Esprimere sé -Incontrare l'altro/a

Tutto il lavoro svolto in questi anni col professor Scaramuzzo è ruotato intorno a questi due poli. In ogni lezione, incontro o attività ci siamo sempre posti questa domanda (più o meno esplicitamente), e ci siamo fatti aiutare, di volta in volta, da vari autori/autrici. Devo molto al lavoro umano e intellettuale che il professore svolge; è parte integrante del cammino che ho portato avanti in questi anni. Le nostre ricerche seguono percorsi differenti, ma sempre si incontrano e si arricchisco nello scambio, poiché il fine è lo stesso.
Mi sono fatta accompagnare anch'io in questi anni da molti autori/autrici, ma nel pensiero di Luce Irigaray ho trovato come una sintesi del cammino che volevo intraprendere. Le sue parole mi hanno illuminata. E in questo anno in cui ho potuto seguirla da vicino (e non solo sui libri), ho pienamente colto (nel senso di ricchezza piena, non definitiva) il valore di tale cammino.

Tutta la filosofia di Luce Irigary indica una via per esprimere sé e incontrare l'altro/a, naturalmente può essere più o meno condivisa, ma è un'indicazione chiara e concreta, e, per me, infinitamente preziosa.
Qui volevo porre all'attenzione questi due poli, perché son quelli che ciascuna/o di noi dovrebbe mettere in primo piano ciascun momento della propria vita: come posso fare per incarnare qui e ora la mia presenza? Come posso incontrare l'altro/a lasciandolo/a esistere in quanto altro/a? Come possiamo, insieme, essere felici, ora?

Credo che spesso smettiamo di porci queste domande, e finiamo col dimenticare che divenire essere umani necessita di un lavoro, è un percorso. La Vita non ci chiede di avere qualcosa, di diventare qualcuno/a, ma di Essere. E nulla è più difficile che l'incarnare la propria presenza, e nulla all'infuori di questo potrà renderci felici. Eppure è un compito talmente difficile che preferiamo aggrapparci a dei surrogati (la carriera, il possedere dei beni, spesso purtroppo anche la famiglia), pur di elidere il nostro Compito. Ignorando (più o meno consapevolmente) che quei surrogati, come tali, non potranno mai darci la pienezza di Vita e quindi la felicità. Vivremo di felicità illusorie, ma non conosceremo mai la Felicità, che passa necessariamente attraverso la fatica, l'impegno e il coraggio e mai attraverso scorciatoie (più o meno legalizzate). Solo la sofferenza, data dallo scoprire la solitudine profonda e ineludibile che ci abita, potrà condurci a incontrare realmente noi stessi, le energie più profonde che ci muovono, quelle che ci spingono a vivere la nostra vita e non quella che altri, o le costruzioni culturali introiettate, vorrebbero per noi.
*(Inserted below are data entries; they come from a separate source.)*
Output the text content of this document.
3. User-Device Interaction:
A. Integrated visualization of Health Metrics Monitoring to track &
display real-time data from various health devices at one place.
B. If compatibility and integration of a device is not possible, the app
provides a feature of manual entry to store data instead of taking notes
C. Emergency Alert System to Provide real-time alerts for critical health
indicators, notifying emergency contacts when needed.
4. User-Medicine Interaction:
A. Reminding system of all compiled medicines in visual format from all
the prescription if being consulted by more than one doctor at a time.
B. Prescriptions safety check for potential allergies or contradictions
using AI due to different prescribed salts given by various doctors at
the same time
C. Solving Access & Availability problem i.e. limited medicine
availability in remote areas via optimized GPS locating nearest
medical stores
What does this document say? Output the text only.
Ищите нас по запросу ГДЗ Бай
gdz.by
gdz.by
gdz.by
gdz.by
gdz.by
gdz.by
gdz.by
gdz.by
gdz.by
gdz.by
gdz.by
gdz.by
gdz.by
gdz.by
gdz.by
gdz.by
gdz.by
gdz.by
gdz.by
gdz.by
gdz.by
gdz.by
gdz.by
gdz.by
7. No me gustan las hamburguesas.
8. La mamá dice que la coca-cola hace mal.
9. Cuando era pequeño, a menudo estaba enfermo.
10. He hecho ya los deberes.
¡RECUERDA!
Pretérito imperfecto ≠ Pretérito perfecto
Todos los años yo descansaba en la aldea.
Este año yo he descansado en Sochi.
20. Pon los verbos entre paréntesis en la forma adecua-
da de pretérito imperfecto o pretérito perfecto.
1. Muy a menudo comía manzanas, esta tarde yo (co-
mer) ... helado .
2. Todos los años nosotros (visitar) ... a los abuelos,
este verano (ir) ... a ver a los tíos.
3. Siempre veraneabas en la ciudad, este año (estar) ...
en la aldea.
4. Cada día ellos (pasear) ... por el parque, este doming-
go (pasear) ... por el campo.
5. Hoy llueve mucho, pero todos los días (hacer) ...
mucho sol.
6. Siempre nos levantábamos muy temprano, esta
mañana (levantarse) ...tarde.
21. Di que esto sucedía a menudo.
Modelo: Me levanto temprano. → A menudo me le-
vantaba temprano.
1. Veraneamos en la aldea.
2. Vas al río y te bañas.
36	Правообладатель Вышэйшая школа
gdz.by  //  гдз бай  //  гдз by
Accettare le contraddizioni e le mancanze che ci abitano, dimorare nel dubbio, per arrivare a certezze Altre che si costruiscono e che non si ottengono a priori, accogliere l'incertezza come parte costitutiva dell'essere umano, così come il cambiamento, non solo esterno, su cui tutte le attenzioni sembrano concentrarsi, ma anche interno. Non siamo gli stessi col passare del tempo e guai a ingabbiare noi e l'altro/a da noi in un'immagine fissa che potrebbe non rappresentarci più già un minuto dopo. La vita scorre. Non vuole essere etichettata, trattenuta, non può essere compresa una volta per tutte. Così noi non possiamo mai smettere, non solo di porci domande in relazione al mondo esterno, ma anche nei confronti di noi stessi e dell'altro/a. L'amore è sempre domandante e in divenire. Ed elidere il divenire, credere di avere tutte le risposte, è il mezzo più semplice per annullare le energie che l'incontro crea; un incontro sempre cangiante per l'appunto, che è opera d'arte mai compiuta, ma sempre amata e curata dagli artisti (che siamo, o che dovremmo essere).
Essere artisti di noi stessi e nelle relazioni che costruiamo, artisti attenti, consapevoli, rispettosi e amanti, ecco quello che potrebbe permetterci di esprimerci appieno e di incontrare l'altro/a, nella libertà (che non è mancanza di doveri, ma presenza di un dovere più profondo, il dovere che abbiamo verso la Vita che vive in noi).

Tutta la tesi cerca di spiegare come fare per provare a esprimere sé e incontrare l'altro/a, e ciascun elemento è importante affinché nulla di noi e dell'altro/a, della Vita, vada perduto. Naturalmente è un cammino, e noi come esseri Umani tendiamo verso una perfezione che, probabilmente, non raggiungeremo mai; ma il punto è proprio quello, incamminarsi, scegliere attentamente la meta verso cui muoversi, il modo in cui procedere, condividere tratti di percorso nella libertà e con/per amore. Ricordarsi che nulla è definito una volta per tutte e possiamo cambiare strada, perfino tornare indietro, non c'è nulla che non possa esser perdonato, anche a noi stessi. Errare fa parte del nostro cammino.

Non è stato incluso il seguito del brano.